Ruhige Nacht im Museum

Gertrude Siefke

Von Gertrude Siefke

Mo, 11. Mai 2009

Offenburg

Trotz eines attraktiven Programms konnte die Museumsnacht nicht an frühere Erfolge anknüpfen

OFFENBURG. Der große Ansturm ist ausgeblieben: Rund 250 Gäste kamen am Freitag zur fünften Museumsnacht und tauchten ein in die Welt der Wende vom 19. aufs 20. Jahrhundert. In den vergangenen Jahren schoben sich bis zu 500 Leute durch das Museum im Ritterhaus.
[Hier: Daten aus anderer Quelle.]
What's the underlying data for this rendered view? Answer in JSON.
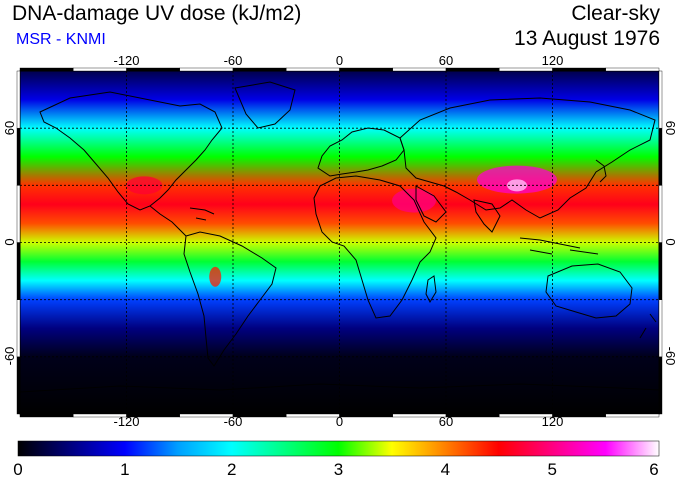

Eine Erklärung für den Besucherschwund hatte auch Museumsleiter Wolfgang Gall nicht parat: "Wir haben alles getan."

Mit einem kompakten Programm habe man für Anziehungskraft sorgen wollen, so Gall. Doch an die Erfolgsgeschichte der vorangegangenen Museumsnächte konnte nicht angeknüpft werden. Mitunter mochten sich die Besucher fast ein bisschen verloren vorgekommen sein, wenn sie durch die Ausstellungsräume schlenderten. Da es früher mitunter ein zu dichtes Gedränge gegeben habe, sei versucht worden, "das Ganze zu entzerren", verwies Gall auf die neue Strategie. Die ist vielleicht ein bisschen zu gut aufgegangen.

Während im Museum selbst nach dem fulminanten Auftritt der Sangeskünstlerin Heike Charlotte Päuser und ihrer Begleiter zunächst gähnende Leere herrschte, spielte sich das Leben im Innenhof des Museums sowie im Narrenkeller ab, der an diesem Abend zum Varieté-Keller wurde. Dem Duft von Erdäpflsupp’ und Fleischtaler folgend (beides gab’s für 3,50 Euro), wurde in dem unterirdischen Gewölbe Salonmagie und Can-Can-Tanz geboten. Günter A. Buchwald aus Freiburg griff energisch in die Tasten und begleitete Stummfilme am Klavier und an der Geige. Die Zuschauer erfuhren, dass am 25. Dezember 1895 der erste Streifen in Paris gezeigt wurde, dass Filme von vier Minuten Länge bereits als extrem lang galten und dass die Kinobetreiber je mehr Steuern zu zahlen hatten, desto breiter der Saal war.

Museumsleiter Gall: Irgendwann ist wohl eine Sättigungsgrad erreicht


Der Kraftsportverein Germania stellte sich in der Nummer "Starke Männer" vor: Sechs Herren machten mit 15 Kilo schweren Rundgewichten eine attraktive Figur und ließen die Muskeln spielen. Seit 1997 haben die Gewichtheber diese Showeinlage im Programm, einstudiert wurde sie damals anlässlich des Freiheitsfests.

Im kleinen Ausstellungsraum im ersten Obergeschoss des Museums hielten Mitarbeiter des Schulmuseums Zell-Weierbach eine historische Unterrichtsstunde ab nach dem Motto: Damals herrschte noch Zucht und Ordnung. Einen Raum weiter führte Constanze Albecker-Gänser durch die Fotoausstellung. Während sich inmitten der Kolonialsammlung im zweiten Obergeschoss Museumsdirektor Carl Frowin Meyer (Edgar Common) mit skurrilen Ausstellungsstücken beschäftigte und sich die Kommentare des Stipendiaten Fritz Hasenklein (Klaus Fischbach) gefallen lassen musste, trat Sigi Schwarz im Innenhof als urwüchsige Arbeiterin auf, die ihre Brötchen in der Spinnerei-Weberei verdient hatte, jetzt aber ohne Job dastand: "Uns Alde schmisse se russ." Mit ihrer Familie habe sie eine neue Wohnung in der Kronenstraße mit Stuck und Jugendstil bezogen. Lange aber sollten sie dort nicht bleiben, da ihre Aufgabe lediglich darin bestand, die Räume durch kräftiges "Usschnufe" trocken zu wohnen.

Am Programm kann es wahrlich nicht gelegen haben, dass diese Museumsnacht nicht zum Publikumsrenner wurde. "Ich bin froh, dass die Stimmung gut ist", tröstete sich Wolfgang Gall zurecht. Man sei halt erfolgsverwöhnt. Er gab zu bedenken, dass das kulturelle Angebot von Jahr zu Jahr wachse. Irgendwann ist dann wohl ein Sättigungsgrad erreicht.